Lance Armstrong has said he is "unaffected" by claims that he was at the centre of the biggest doping scandal in sporting history, saying that he was instead concentrating on his charitable work.
"What am I doing tonight? Hanging with my family, unaffected, and thinking about this," he posted on his Twitter account on Thursday, a day after a damning report was issued by the US Anti-Doping Agency (USADA) that detailed testimony from 26 witnesses, including 11 former teammates.
USADA released about 200 pages filled with vivid details of accusations, portraying Armstrong as a man who spared no expense - financially, emotionally or physically - to win the seven Tour de France titles that the anti-doping agency has ordered to be taken away.
Al Jazeera's Farrah Esmail said that the report detailed how Armstrong allegedly passed drug tests by using natural substances such as testosterone and oxygen.
"Some of his teammates are saying that Lance Armstrong, along with some doctors, developed an elaborate doping programme that they were effectively bullied into taking part in, or they ran the risk of being dropped from the team," she said.
Armstrong did fail one drug test, but according to the report, the results were covered up. Despite the lack of drug test evidence, however, the other evidence could be enough to prove the doping allegations.
"If enough eyewitnesses see you taking drugs, that's the same as actually failing the drug test," Esmail reported.
Armstrong still has some support among riders in elite cycling, including Samuel Sanchez, the 2008 Olympic road race champion.
"Until the contrary is proved, he remains innocent. Lance has overcome many controls and even until today he has never been found positive in any of them," the Euskaltel-Euskadi rider said in Spanish in a television interview with The Associated Press news agency before Thursday's third stage of the Tour of Beijing.
"So about all the accusations that have been poured against him, we have to see what is the goal of all of them, whether it is an economic motive or they want to harm his image," he said.
"We still need to wait to see what's the final decision taken by the UCI, and see what it rules. The UCI has said all the time that it works on today's cycling and not in the cycling of the past."
The head of the Lance Armstrong Foundation, Doug Ulman, opted to laud Armstrong's work as a cancer fighter. That was a sentiment which BMC rider Stephen Cummings, a former Olympic track cycling silver medalist, agreed with.
He said Armstrong deserved some kind of recognition for winning the Tour de France seven times after recovering from testicular cancer.
"Oh look, it is easy to say and point your finger on all the bad things but you could look at the good things he has done as well," Cummings said in Beijing.
"So he has done a lot good things, like his cancer charity."
Sky Procycling's Alex Dowsett, a 23-year-old British rider in his second year on the tour, said Armstrong "is still a legend of the sport" and he preferred to focus on cycling in the new era.
"All I know is that we all are racing clean," he said. "So it was a different sport back then."
Orica GreenEDGE rider Leigh Howard thought the sport needed to get past the Armstrong case.
"It's been going on for a long time now," he said. "I think it is good when the case is finally finished, which I think is already finished anyway.
"I think everyone should move on with it."
The UCI confirmed receiving the report from USADA and said it would respond to it soon, "not to delay matters any longer than necessary".
It has 21 days to appeal to the Court of Arbitration for Sport.

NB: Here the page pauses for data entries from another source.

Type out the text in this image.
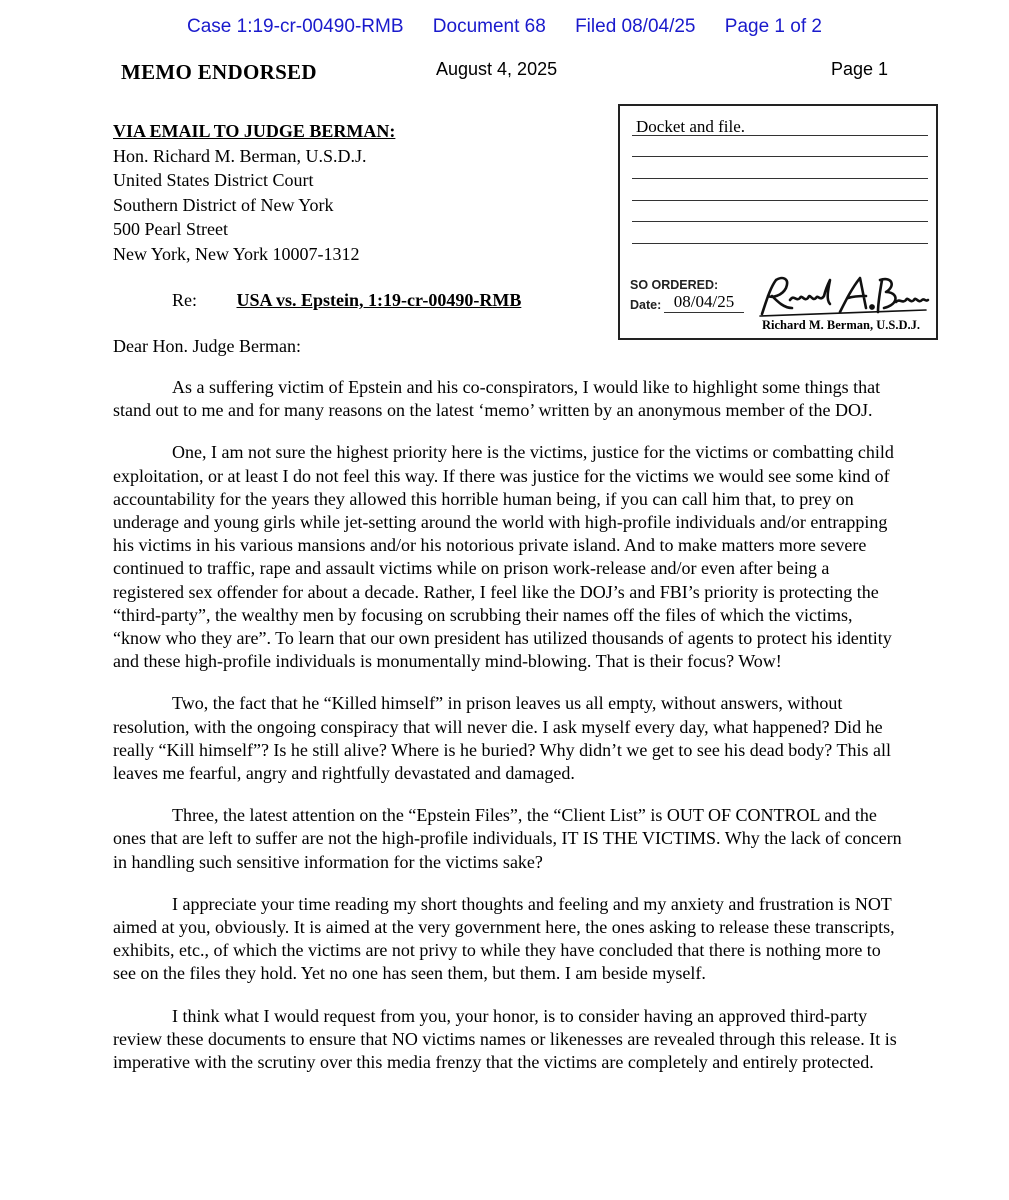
Case 1:19-cr-00490-RMB Document 68 Filed 08/04/25 Page 1 of 2
MEMO ENDORSED	August 4, 2025	Page 1
VIA EMAIL TO JUDGE BERMAN:
Hon. Richard M. Berman, U.S.D.J.
United States District Court
Southern District of New York
500 Pearl Street
New York, New York 10007-1312
Re: USA vs. Epstein, 1:19-cr-00490-RMB
Docket and file.
SO ORDERED:
Date: 08/04/25
Richard M. Berman, U.S.D.J.
Dear Hon. Judge Berman:

As a suffering victim of Epstein and his co-conspirators, I would like to highlight some things that stand out to me and for many reasons on the latest ‘memo’ written by an anonymous member of the DOJ.

One, I am not sure the highest priority here is the victims, justice for the victims or combatting child exploitation, or at least I do not feel this way. If there was justice for the victims we would see some kind of accountability for the years they allowed this horrible human being, if you can call him that, to prey on underage and young girls while jet-setting around the world with high-profile individuals and/or entrapping his victims in his various mansions and/or his notorious private island. And to make matters more severe continued to traffic, rape and assault victims while on prison work-release and/or even after being a registered sex offender for about a decade. Rather, I feel like the DOJ’s and FBI’s priority is protecting the “third-party”, the wealthy men by focusing on scrubbing their names off the files of which the victims, “know who they are”. To learn that our own president has utilized thousands of agents to protect his identity and these high-profile individuals is monumentally mind-blowing. That is their focus? Wow!

Two, the fact that he “Killed himself” in prison leaves us all empty, without answers, without resolution, with the ongoing conspiracy that will never die. I ask myself every day, what happened? Did he really “Kill himself”? Is he still alive? Where is he buried? Why didn’t we get to see his dead body? This all leaves me fearful, angry and rightfully devastated and damaged.

Three, the latest attention on the “Epstein Files”, the “Client List” is OUT OF CONTROL and the ones that are left to suffer are not the high-profile individuals, IT IS THE VICTIMS. Why the lack of concern in handling such sensitive information for the victims sake?

I appreciate your time reading my short thoughts and feeling and my anxiety and frustration is NOT aimed at you, obviously. It is aimed at the very government here, the ones asking to release these transcripts, exhibits, etc., of which the victims are not privy to while they have concluded that there is nothing more to see on the files they hold. Yet no one has seen them, but them. I am beside myself.

I think what I would request from you, your honor, is to consider having an approved third-party review these documents to ensure that NO victims names or likenesses are revealed through this release. It is imperative with the scrutiny over this media frenzy that the victims are completely and entirely protected.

UCI chief Pat McQuaid was en route to Beijing and did not respond to calls from AP news agency.
He was due to arrive Friday morning in the Chinese capital, where he can expect to face questions regarding the extensive evidence in the USADA report.

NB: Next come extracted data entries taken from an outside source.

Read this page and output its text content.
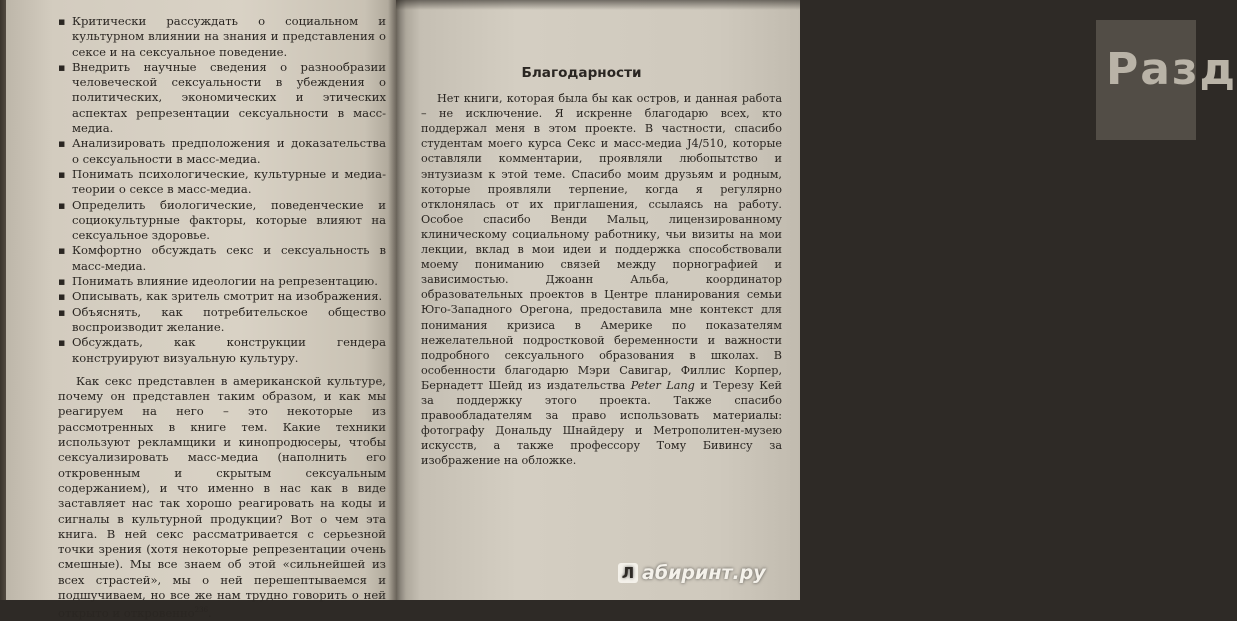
▪ Критически рассуждать о социальном и культурном влиянии на знания и представления о сексе и на сексуальное поведение.
▪ Внедрить научные сведения о разнообразии человеческой сексуальности в убеждения о политических, экономических и этических аспектах репрезентации сексуальности в масс-медиа.
▪ Анализировать предположения и доказательства о сексуальности в масс-медиа.
▪ Понимать психологические, культурные и медиа-теории о сексе в масс-медиа.
▪ Определить биологические, поведенческие и социокультурные факторы, которые влияют на сексуальное здоровье.
▪ Комфортно обсуждать секс и сексуальность в масс-медиа.
▪ Понимать влияние идеологии на репрезентацию.
▪ Описывать, как зритель смотрит на изображения.
▪ Объяснять, как потребительское общество воспроизводит желание.
▪ Обсуждать, как конструкции гендера конструируют визуальную культуру.

Как секс представлен в американской культуре, почему он представлен таким образом, и как мы реагируем на него – это некоторые из рассмотренных в книге тем. Какие техники используют рекламщики и кинопродюсеры, чтобы сексуализировать масс-медиа (наполнить его откровенным и скрытым сексуальным содержанием), и что именно в нас как в виде заставляет нас так хорошо реагировать на коды и сигналы в культурной продукции? Вот о чем эта книга. В ней секс рассматривается с серьезной точки зрения (хотя некоторые репрезентации очень смешные). Мы все знаем об этой «сильнейшей из всех страстей», мы о ней перешептываемся и подшучиваем, но все же нам трудно говорить о ней открыто и откровенно$^{236}$.

Разд
Благодарности

Нет книги, которая была бы как остров, и данная работа – не исключение. Я искренне благодарю всех, кто поддержал меня в этом проекте. В частности, спасибо студентам моего курса Секс и масс-медиа J4/510, которые оставляли комментарии, проявляли любопытство и энтузиазм к этой теме. Спасибо моим друзьям и родным, которые проявляли терпение, когда я регулярно отклонялась от их приглашения, ссылаясь на работу. Особое спасибо Венди Мальц, лицензированному клиническому социальному работнику, чьи визиты на мои лекции, вклад в мои идеи и поддержка способствовали моему пониманию связей между порнографией и зависимостью. Джоанн Альба, координатор образовательных проектов в Центре планирования семьи Юго-Западного Орегона, предоставила мне контекст для понимания кризиса в Америке по показателям нежелательной подростковой беременности и важности подробного сексуального образования в школах. В особенности благодарю Мэри Савигар, Филлис Корпер, Бернадетт Шейд из издательства Peter Lang и Терезу Кей за поддержку этого проекта. Также спасибо правообладателям за право использовать материалы: фотографу Дональду Шнайдеру и Метрополитен-музею искусств, а также профессору Тому Бивинсу за изображение на обложке.

Л абиринт.ру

The agency accused Armstrong of depending on performance-enhancing drugs to fuel his victories and expected his teammates to do the same.
Among the 11 former teammates who testified against Armstrong are George Hincapie, Tyler Hamilton and Floyd Landis.
USADA Chief Executive Travis Tygart said the cyclists were part of "the most sophisticated, professionalised and successful doping program that sport has ever seen."
Armstrong did not fight the USADA charges, but insists he never cheated.
The report also went to the World Anti-Doping Agency, which also has the right to appeal, but so far has supported USADA's position in the Armstrong case.
"We would like to commend USADA for having the courage and the resolve to keep focused in working on this difficult case for the sake of clean athletes and the integrity of sport," WADA President John Fahey said.
Fahey did not respond to messages seeking further comment.